Cook: In a nonstick pan, heat oil over medium heat. Pour wrapper mixture enough to cover the surface area. The wrapper is done cooking once it can freely slide on the pan when shaken. Filp if need be, but it should be thin enough that it was cooked through. Transfer the wrapper on a clean plate, the wrapper can be stacked upon one another.
Assemble:
Serve: Lay the crepe on a flat surface. Scoop 1 large spoonful of the filling and gently roll the crepe to wrap the contents inside. Serve with the sauce on the side or poured onto of the egg roll topped with crushed peanuts.

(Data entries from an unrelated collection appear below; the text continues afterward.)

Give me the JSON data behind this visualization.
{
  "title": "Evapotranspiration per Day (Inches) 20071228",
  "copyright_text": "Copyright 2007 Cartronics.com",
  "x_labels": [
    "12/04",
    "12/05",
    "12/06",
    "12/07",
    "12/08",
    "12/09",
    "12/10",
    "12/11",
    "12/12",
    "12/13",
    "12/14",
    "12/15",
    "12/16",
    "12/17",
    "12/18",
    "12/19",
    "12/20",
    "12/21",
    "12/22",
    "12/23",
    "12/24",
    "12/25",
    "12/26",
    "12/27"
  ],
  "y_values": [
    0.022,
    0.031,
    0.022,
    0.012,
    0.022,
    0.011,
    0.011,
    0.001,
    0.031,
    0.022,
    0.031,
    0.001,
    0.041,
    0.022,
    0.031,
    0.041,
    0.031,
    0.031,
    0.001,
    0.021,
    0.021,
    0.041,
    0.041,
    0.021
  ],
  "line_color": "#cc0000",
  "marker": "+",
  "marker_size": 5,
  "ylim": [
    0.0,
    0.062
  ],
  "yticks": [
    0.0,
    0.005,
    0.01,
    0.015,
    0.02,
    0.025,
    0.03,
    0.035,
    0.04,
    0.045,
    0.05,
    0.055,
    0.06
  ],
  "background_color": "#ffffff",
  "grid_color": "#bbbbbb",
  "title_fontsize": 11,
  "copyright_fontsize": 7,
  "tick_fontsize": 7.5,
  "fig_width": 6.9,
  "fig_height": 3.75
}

What goes well with Fresh Lumpiang Ubod?
Pancit would go great with this lumpia.
Variations
Looking to make this recipe even better check out these tips to better suit you and your guests:
- Add in’s: Trying adding cook crabmeat and mushroom for extra flavor.
- Bamboo Shoots: Can be used as an alternative to heart of palm.

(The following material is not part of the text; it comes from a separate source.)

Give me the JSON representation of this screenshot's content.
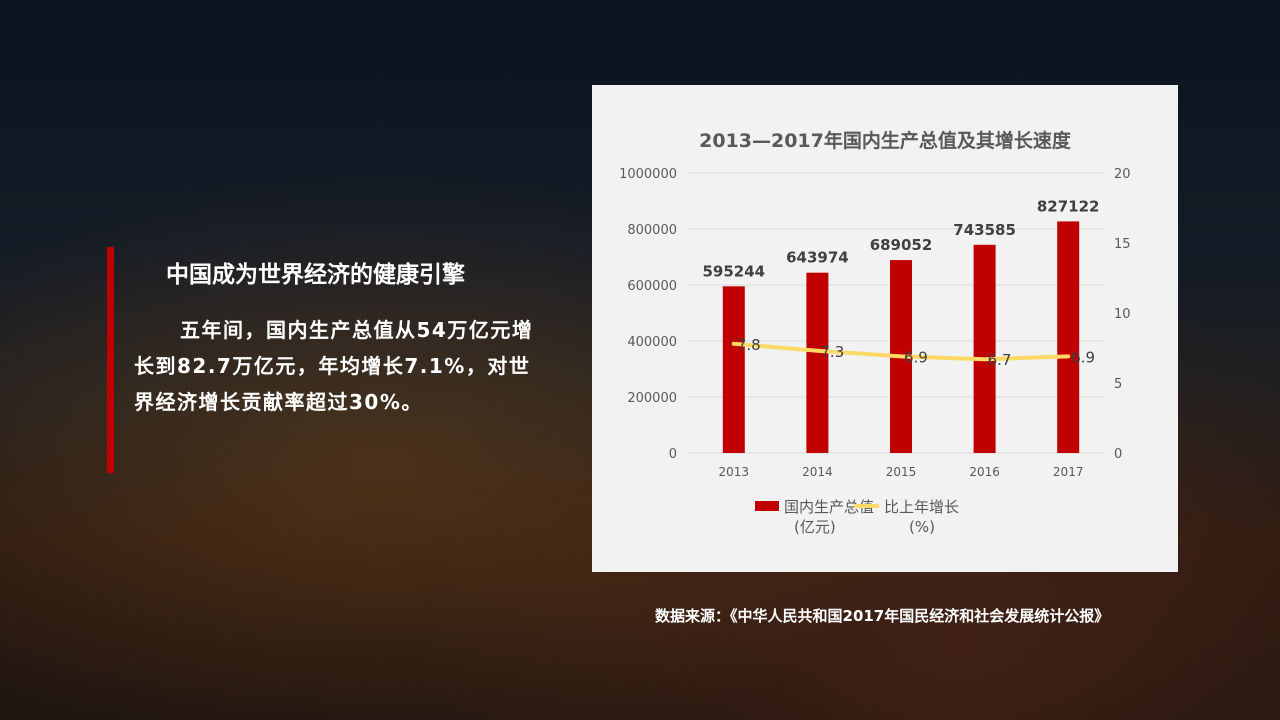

- Full Veggie Option: Swap the shrimp and pork and add in crispy tofu plus a full lettuce leaf before wrapping the crepe.
Storage
Store the cooked sauce and cooked lumpia separately in an airtight container. Refrigerate for up to 2 days. To reheat it in the microwave heat in 30 second intervals.
There's also the option of freezing these, wrap in parchment or wax paper to prevent from sticking to one another.
Top tip
Make extra peanut sauce as the lumpia you and your guests will find it is best drenched in this special brown sauce. It'll be the secret ingredient to elevate the lumpia.
FAQ
Yes, but ensure to rinse the Ubod thoroughly to wash off any excess salt.
Related
Looking for other recipes like this? Try these:
Pairing
These are my favorite dishes to serve with Lumpiang Ubod:
Lumpiang Ubod (Heart of Palm Fresh Spring Roll)
Ingredients
Filling
- 4 tablespoon Oil
- 3 cloves Garlic finely diced
- 1 small White Onion diced
- 2 cups Heart of Palm thinly sliced like matchsticks
- 1 cup Fresh Shrimp Remove shell, devein and mince (8oz)

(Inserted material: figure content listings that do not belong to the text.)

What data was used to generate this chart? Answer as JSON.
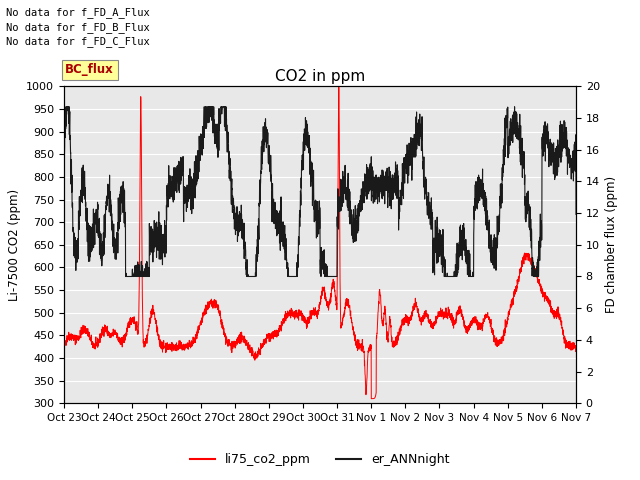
{
  "title": "CO2 in ppm",
  "ylabel_left": "Li-7500 CO2 (ppm)",
  "ylabel_right": "FD chamber flux (ppm)",
  "ylim_left": [
    300,
    1000
  ],
  "ylim_right": [
    0,
    20
  ],
  "yticks_left": [
    300,
    350,
    400,
    450,
    500,
    550,
    600,
    650,
    700,
    750,
    800,
    850,
    900,
    950,
    1000
  ],
  "yticks_right": [
    0,
    2,
    4,
    6,
    8,
    10,
    12,
    14,
    16,
    18,
    20
  ],
  "bg_color": "#e8e8e8",
  "line1_color": "#ff0000",
  "line2_color": "#1a1a1a",
  "legend1": "li75_co2_ppm",
  "legend2": "er_ANNnight",
  "legend_line1_color": "#ff0000",
  "legend_line2_color": "#1a1a1a",
  "note1": "No data for f_FD_A_Flux",
  "note2": "No data for f_FD_B_Flux",
  "note3": "No data for f_FD_C_Flux",
  "note4_text": "BC_flux",
  "note4_bg": "#ffff99",
  "note4_fg": "#aa0000",
  "xtick_labels": [
    "Oct 23",
    "Oct 24",
    "Oct 25",
    "Oct 26",
    "Oct 27",
    "Oct 28",
    "Oct 29",
    "Oct 30",
    "Oct 31",
    "Nov 1",
    "Nov 2",
    "Nov 3",
    "Nov 4",
    "Nov 5",
    "Nov 6",
    "Nov 7"
  ]
}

- 1 cup Pork precooked and thinly sliced
- 1 cup Carrots shredded
- ¾ teaspoon Kosher Salt
- ½ teaspoon Fresh Ground Black Pepper
Crepe Wrapper
- 1 cup All-purpose Flour
- 2 large Eggs
- 2 tablespoon Canola Oil
- 1½ cups Water
- Cooking oil/spray
Sauce/Dip
- 6 tablespoon Brown Sugar
- 1 tablespoon Soy Sauce
- 1⅓ cups Water
- 7 cloves Garlic crushed and minced
- 1 tablespoon Cornstarch
- ½ cup crushed peanuts to garnish
Instructions
Filling
- Cook: Heat oil in saucepan over medium heat. Saute the onions until translucent and in garlic until golden brown. Add in the heart of palm and carrots and cook for 5 minutes or until it’s tender. Add in the shrimp and precooked pork (try a boiling method beforehand for the pork). Cook until the shrimp turns pink. Mix the salt and pepper in well. Transfer to a bowl to allow the mixture to cool.
Sauce
- Cook: In the same saucepan used to cook the filling pour the water in and let it boil. Stir in the brown sugar to dilute. Add in the garlic and cook for 30 seconds. In a separate bowl mix together cornstarch and 3 tablespoon of water. Ensure there are no clumps and the mixture is smooth. Then pour into the saucepan. Stir continuously while cooking so the mixture can thicken. Transfer to a serving or dip bowl and set aside.
Wrapper
- Prep: In a bowl whisk together eggs, cooking oil and water. Slowly add in the flour until smooth. Remove any lumps with a strainer. Cook: In a nonstick pan, heat oil over medium heat. Pour wrapper mixture enough to cover the surface area. The wrapper is done cooking once it can freely slide on the pan when shaken. Filp if need be, but it should be thin enough that it was cooked through. Transfer the wrapper on a clean plate, the wrapper can be stacked upon one another.
Assemble
- Serve: Lay the crepe on a flat surface. Scoop 1 large spoonful of the filling and gently roll the crepe to wrap the contents inside. Serve with the sauce on the side or poured onto of the egg roll topped with crushed peanuts.